With the key vault created and the updated permissions, I can update my GitHub action workflow to fetch and pass these secrets. Below I have pasted a section from my YAML file which logs into Azure with my service principal, and then it retrieves the secrets in the key vault I have created.

    - name: Login to Azure
      uses: azure/login@v1
        creds: ${{ secrets.AZURE\_CREDENTIALS\_BLOGSERIES }}

    - uses: Azure/get-keyvault-secrets@v1
        keyvault: "BlogPostDemo"
        secrets: 'VMPassword, DomainJoinPassword, VPNSharedSecret'
      id: KeyVaultSecrets

To use the secrets, I reference the id from the key vault section above and point to the secret I need. Below is an example of this configuration.

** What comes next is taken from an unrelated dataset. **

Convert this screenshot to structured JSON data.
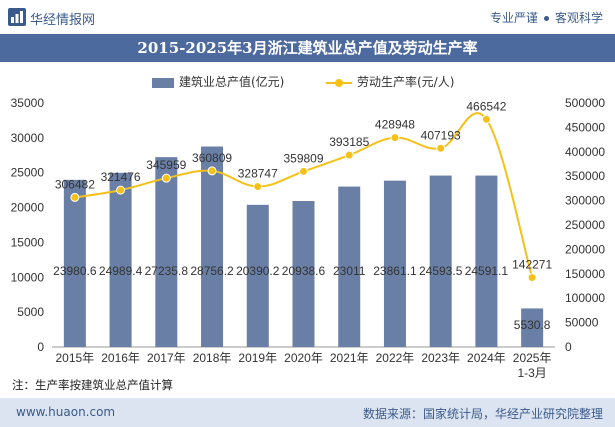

    - name: Deploy Citrix Cloud Connectors
      uses: azure/arm-deploy@v1
        scope: resourcegroup
        resourceGroupName: rg-bicep-citrix-vm-001
        subscriptionId: ${{ secrets.AZURE\_SUBSCRIPTION }}
        region: westeurope
        template: ./VirtualMachine/DeployCCCVM.bicep
        deploymentMode: incremental
          DomainJoinPassword=${{ steps.KeyVaultSecrets.outputs.DomainJoinPassword }}
          VMPassword=${{ steps.KeyVaultSecrets.outputs.VMPassword }} 

For the above to work the bicep file needs to take the secrets as parameters and below I have an example of this.

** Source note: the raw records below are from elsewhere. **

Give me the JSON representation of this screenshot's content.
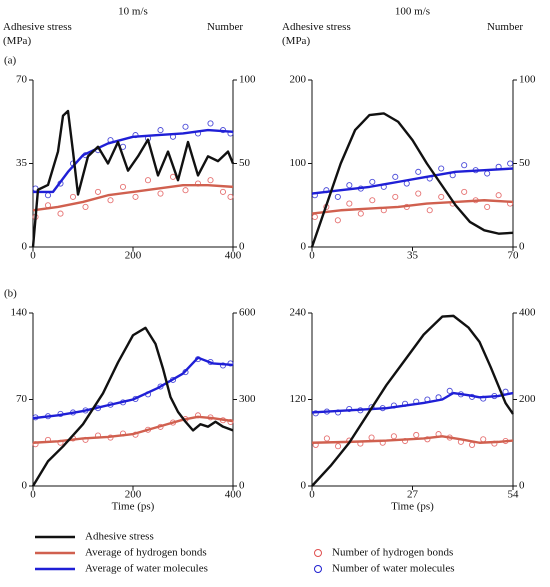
{
  "chart_data": [
    {
      "type": "line",
      "title": "10 m/s",
      "panel_label": "(a)",
      "ylabel": "Adhesive stress (MPa)",
      "y2label": "Number",
      "xlim": [
        0,
        400
      ],
      "xticks": [
        0,
        200,
        400
      ],
      "ylim": [
        0,
        70
      ],
      "yticks": [
        0,
        35,
        70
      ],
      "y2lim": [
        0,
        100
      ],
      "y2ticks": [
        0,
        50,
        100
      ],
      "series": [
        {
          "name": "Adhesive stress",
          "type": "line",
          "color": "#111111",
          "x": [
            0,
            10,
            30,
            50,
            60,
            70,
            80,
            90,
            110,
            130,
            150,
            170,
            190,
            210,
            230,
            250,
            270,
            290,
            310,
            330,
            350,
            370,
            390,
            400
          ],
          "values": [
            0,
            24,
            26,
            40,
            55,
            57,
            40,
            22,
            38,
            42,
            35,
            44,
            32,
            38,
            45,
            30,
            40,
            28,
            44,
            30,
            38,
            36,
            40,
            35
          ]
        },
        {
          "name": "Average of hydrogen bonds",
          "type": "line",
          "color": "#d0604f",
          "axis": "y2",
          "x": [
            0,
            50,
            100,
            150,
            200,
            250,
            300,
            350,
            400
          ],
          "values": [
            22,
            24,
            27,
            31,
            33,
            35,
            37,
            37,
            36
          ]
        },
        {
          "name": "Average of water molecules",
          "type": "line",
          "color": "#1f1fd6",
          "axis": "y2",
          "x": [
            0,
            40,
            70,
            100,
            150,
            200,
            250,
            300,
            350,
            400
          ],
          "values": [
            33,
            33,
            45,
            55,
            62,
            66,
            67,
            68,
            70,
            69
          ]
        },
        {
          "name": "Number of hydrogen bonds",
          "type": "scatter",
          "color": "#e05050",
          "axis": "y2",
          "x": [
            5,
            30,
            55,
            80,
            105,
            130,
            155,
            180,
            205,
            230,
            255,
            280,
            305,
            330,
            355,
            380,
            395
          ],
          "values": [
            18,
            25,
            20,
            30,
            24,
            33,
            28,
            36,
            30,
            40,
            32,
            42,
            34,
            38,
            40,
            33,
            30
          ]
        },
        {
          "name": "Number of water molecules",
          "type": "scatter",
          "color": "#2020d0",
          "axis": "y2",
          "x": [
            5,
            30,
            55,
            80,
            105,
            130,
            155,
            180,
            205,
            230,
            255,
            280,
            305,
            330,
            355,
            380,
            395
          ],
          "values": [
            35,
            31,
            38,
            50,
            55,
            58,
            64,
            60,
            67,
            65,
            70,
            66,
            72,
            68,
            74,
            70,
            68
          ]
        }
      ]
    },
    {
      "type": "line",
      "title": "100 m/s",
      "ylabel": "Adhesive stress (MPa)",
      "y2label": "Number",
      "xlim": [
        0,
        70
      ],
      "xticks": [
        0,
        35,
        70
      ],
      "ylim": [
        0,
        200
      ],
      "yticks": [
        0,
        100,
        200
      ],
      "y2lim": [
        0,
        100
      ],
      "y2ticks": [
        0,
        50,
        100
      ],
      "series": [
        {
          "type": "line",
          "color": "#111111",
          "x": [
            0,
            5,
            10,
            15,
            20,
            25,
            30,
            35,
            40,
            45,
            50,
            55,
            60,
            65,
            70
          ],
          "values": [
            0,
            50,
            100,
            140,
            158,
            160,
            150,
            128,
            100,
            75,
            50,
            30,
            20,
            16,
            17
          ]
        },
        {
          "type": "line",
          "color": "#d0604f",
          "axis": "y2",
          "x": [
            0,
            10,
            20,
            30,
            40,
            50,
            60,
            70
          ],
          "values": [
            20,
            22,
            23,
            24,
            26,
            27,
            28,
            27
          ]
        },
        {
          "type": "line",
          "color": "#1f1fd6",
          "axis": "y2",
          "x": [
            0,
            10,
            20,
            30,
            40,
            50,
            60,
            70
          ],
          "values": [
            32,
            34,
            36,
            39,
            42,
            45,
            46,
            47
          ]
        },
        {
          "type": "scatter",
          "color": "#e05050",
          "axis": "y2",
          "x": [
            1,
            5,
            9,
            13,
            17,
            21,
            25,
            29,
            33,
            37,
            41,
            45,
            49,
            53,
            57,
            61,
            65,
            69
          ],
          "values": [
            18,
            24,
            16,
            26,
            20,
            28,
            22,
            30,
            24,
            32,
            22,
            30,
            26,
            33,
            28,
            24,
            31,
            26
          ]
        },
        {
          "type": "scatter",
          "color": "#2020d0",
          "axis": "y2",
          "x": [
            1,
            5,
            9,
            13,
            17,
            21,
            25,
            29,
            33,
            37,
            41,
            45,
            49,
            53,
            57,
            61,
            65,
            69
          ],
          "values": [
            31,
            34,
            30,
            37,
            35,
            39,
            36,
            42,
            38,
            45,
            41,
            47,
            43,
            49,
            46,
            44,
            48,
            50
          ]
        }
      ]
    },
    {
      "type": "line",
      "panel_label": "(b)",
      "xlabel": "Time (ps)",
      "xlim": [
        0,
        400
      ],
      "xticks": [
        0,
        200,
        400
      ],
      "ylim": [
        0,
        140
      ],
      "yticks": [
        0,
        70,
        140
      ],
      "y2lim": [
        0,
        600
      ],
      "y2ticks": [
        0,
        300,
        600
      ],
      "series": [
        {
          "type": "line",
          "color": "#111111",
          "x": [
            0,
            30,
            60,
            100,
            140,
            170,
            200,
            225,
            245,
            260,
            275,
            290,
            305,
            320,
            335,
            350,
            365,
            380,
            400
          ],
          "values": [
            0,
            20,
            32,
            50,
            75,
            100,
            122,
            128,
            115,
            95,
            72,
            60,
            52,
            45,
            50,
            48,
            52,
            48,
            45
          ]
        },
        {
          "type": "line",
          "color": "#d0604f",
          "axis": "y2",
          "x": [
            0,
            50,
            100,
            150,
            200,
            250,
            300,
            330,
            360,
            400
          ],
          "values": [
            150,
            155,
            165,
            170,
            180,
            205,
            230,
            240,
            235,
            225
          ]
        },
        {
          "type": "line",
          "color": "#1f1fd6",
          "axis": "y2",
          "x": [
            0,
            50,
            100,
            150,
            200,
            250,
            300,
            330,
            360,
            400
          ],
          "values": [
            235,
            245,
            260,
            280,
            300,
            340,
            390,
            445,
            425,
            420
          ]
        },
        {
          "type": "scatter",
          "color": "#e05050",
          "axis": "y2",
          "x": [
            5,
            30,
            55,
            80,
            105,
            130,
            155,
            180,
            205,
            230,
            255,
            280,
            305,
            330,
            355,
            380,
            395
          ],
          "values": [
            145,
            160,
            150,
            165,
            160,
            175,
            168,
            182,
            178,
            195,
            205,
            220,
            232,
            245,
            238,
            228,
            222
          ]
        },
        {
          "type": "scatter",
          "color": "#2020d0",
          "axis": "y2",
          "x": [
            5,
            30,
            55,
            80,
            105,
            130,
            155,
            180,
            205,
            230,
            255,
            280,
            305,
            330,
            355,
            380,
            395
          ],
          "values": [
            238,
            242,
            250,
            255,
            262,
            270,
            282,
            290,
            302,
            318,
            345,
            368,
            395,
            440,
            430,
            418,
            425
          ]
        }
      ]
    },
    {
      "type": "line",
      "xlabel": "Time (ps)",
      "xlim": [
        0,
        54
      ],
      "xticks": [
        0,
        27,
        54
      ],
      "ylim": [
        0,
        240
      ],
      "yticks": [
        0,
        120,
        240
      ],
      "y2lim": [
        0,
        400
      ],
      "y2ticks": [
        0,
        200,
        400
      ],
      "series": [
        {
          "type": "line",
          "color": "#111111",
          "x": [
            0,
            5,
            10,
            15,
            20,
            25,
            30,
            35,
            38,
            42,
            45,
            48,
            50,
            52,
            54
          ],
          "values": [
            0,
            28,
            60,
            100,
            140,
            175,
            210,
            235,
            236,
            220,
            200,
            165,
            140,
            115,
            100
          ]
        },
        {
          "type": "line",
          "color": "#d0604f",
          "axis": "y2",
          "x": [
            0,
            10,
            20,
            30,
            35,
            40,
            45,
            50,
            54
          ],
          "values": [
            100,
            102,
            105,
            110,
            115,
            108,
            100,
            102,
            105
          ]
        },
        {
          "type": "line",
          "color": "#1f1fd6",
          "axis": "y2",
          "x": [
            0,
            10,
            20,
            30,
            35,
            38,
            42,
            45,
            50,
            54
          ],
          "values": [
            170,
            175,
            180,
            192,
            200,
            215,
            210,
            205,
            208,
            215
          ]
        },
        {
          "type": "scatter",
          "color": "#e05050",
          "axis": "y2",
          "x": [
            1,
            4,
            7,
            10,
            13,
            16,
            19,
            22,
            25,
            28,
            31,
            34,
            37,
            40,
            43,
            46,
            49,
            52
          ],
          "values": [
            95,
            110,
            92,
            105,
            98,
            112,
            100,
            115,
            104,
            118,
            108,
            120,
            112,
            102,
            95,
            108,
            98,
            104
          ]
        },
        {
          "type": "scatter",
          "color": "#2020d0",
          "axis": "y2",
          "x": [
            1,
            4,
            7,
            10,
            13,
            16,
            19,
            22,
            25,
            28,
            31,
            34,
            37,
            40,
            43,
            46,
            49,
            52
          ],
          "values": [
            168,
            172,
            170,
            178,
            175,
            182,
            180,
            186,
            190,
            195,
            200,
            205,
            220,
            212,
            206,
            202,
            208,
            218
          ]
        }
      ]
    }
  ]
}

param companyPrefix string = 'bicep'
param VMPassword string
param DomainJoinPassword string

module citrixcloudconnector './Templates/CitrixCloudConnector.bicep' = {
  name: 'CitrixCloudConnector'
  params: {
    availabilitySetName: 'as-citrix-001'
    availabilitySetPlatformFaultDomainCount: 2
    availabilitySetPlatformUpdateDomainCount: 5
    CCVMPrefix: 'vm-ctx-cc'
    domainFQDN: 'InsertDomain'
    domainJoinUserName: 'domainjoin'
    domainJoinUserPassword: DomainJoinPassword
    location: resourceGroup().location
    OS: 'Server2019'
    ouPath: 'InsertOUPath'
    SubnetName: 'snet-citrix-vm-001'
    virtualMachineCount: 2
    VMPassword: VMPassword
    VMSize: 'Standard\_B2ms'
    VMUserName: 'azureadmin'
    vNetName: 'vnet-${companyPrefix}-citrix-001'
    vNetResourceGroup: 'rg-${companyPrefix}-citrix-network-001'

By using Azure key vault, I have secured my deployment and ensured that no password is stored in my source code and that no password will be shown in any deployment logs in GitHub actions.

You can find the complete source code for my Bicep deployment here .

I hope this post was useful, and do provide any feedback you might have.